Sí levantarán la ceja cuando Damon se ponga a cacharrear con los vehículos espaciales, porque ellos, hombres prácticos donde los haya, saben mucho de arreglar cualquier cosa, y de trastear mucho con sus tractores, aunque ellos siempre tengan la patata en mente, y no entiendan muy bien qué hace un tío con un casco en mitad del desierto, buscando artilugios sepultados bajo el polvo.


    Escribía Andrés Trapiello en sus diarios, de cuando iba a su finca extremeña y se topaba con la dura realidad del agro:

    “Yo no sé de dónde se habrán sacado eso de la sabiduría de los hombres de campo. Por uno sabio, se topa uno con cien brutos y desalmados. Sólo hay que observar la saña con que un hombre de campo mira crecer unas dalias, una rosa, todo lo que no dé patatas”.
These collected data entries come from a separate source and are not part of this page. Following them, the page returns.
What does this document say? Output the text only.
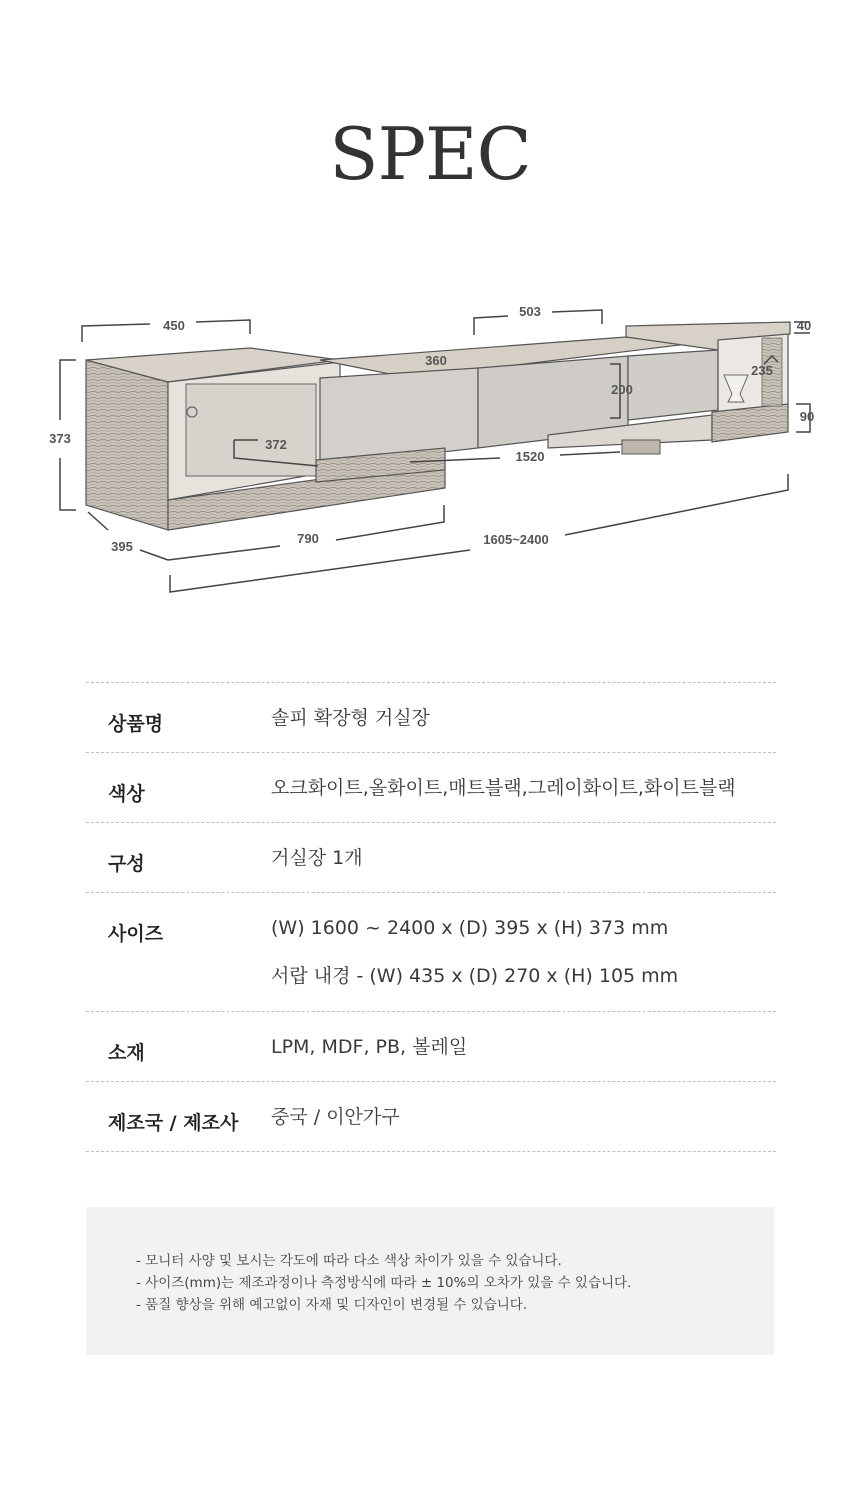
SPEC
450
503
40
360
373	372
200
235
90
1520
395
790	1605~2400
상품명	솔피 확장형 거실장
색상	오크화이트,올화이트,매트블랙,그레이화이트,화이트블랙
구성	거실장 1개
사이즈	(W) 1600 ~ 2400 x (D) 395 x (H) 373 mm
서랍 내경 - (W) 435 x (D) 270 x (H) 105 mm
소재	LPM, MDF, PB, 볼레일
제조국 / 제조사	중국 / 이안가구
- 모니터 사양 및 보시는 각도에 따라 다소 색상 차이가 있을 수 있습니다.
- 사이즈(mm)는 제조과정이나 측정방식에 따라 ± 10%의 오차가 있을 수 있습니다.
- 품질 향상을 위해 예고없이 자재 및 디자인이 변경될 수 있습니다.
    No diré yo tanto de mis vecinos, Dios me libre. Como yo no tengo tierras ni casa propia, nos saludamos amablemente sin que nuestras vidas tengan un punto de intersección, ni de conflicto. Trapiello, en el exabrupto, se desahogaba de un problema de lindes, o de unas obras en casa, y aprovechaba la escritura para quedarse descansado. Mi desencanto con los hombres de campo es más liviano que el suyo, pero más sostenido en el tiempo. Más decepcionante en realidad. Aquí no hay nadie para comentar una película como The Martian. Nadie con quien compartir el amor volcánico que Jessica Chastain sigue despertando en mis entrañas. Nadie, por supuesto, con quien recordar el sueño viajero de Carl Sagan, ni hacer memoria de las otras aventuras espaciales de Ridley Scott. Nadie a quien comentarle que The Martian, en esencia, tiene el mismo argumento, y el mismo brete moral, y el mismo actor rescatable, que Salvar al soldado Ryan. Aquí, en el villorrio, las únicas películas que se ven son las de vaqueros, y sólo si sale John Wayne en ellas. Vivo rodeado de gente, ahíto de comida, en un rincón ubérrimo del Noroeste. Pero vivo solo, muy solo. Me siento, en espíritu, como Matt Damon atrapado en Marte.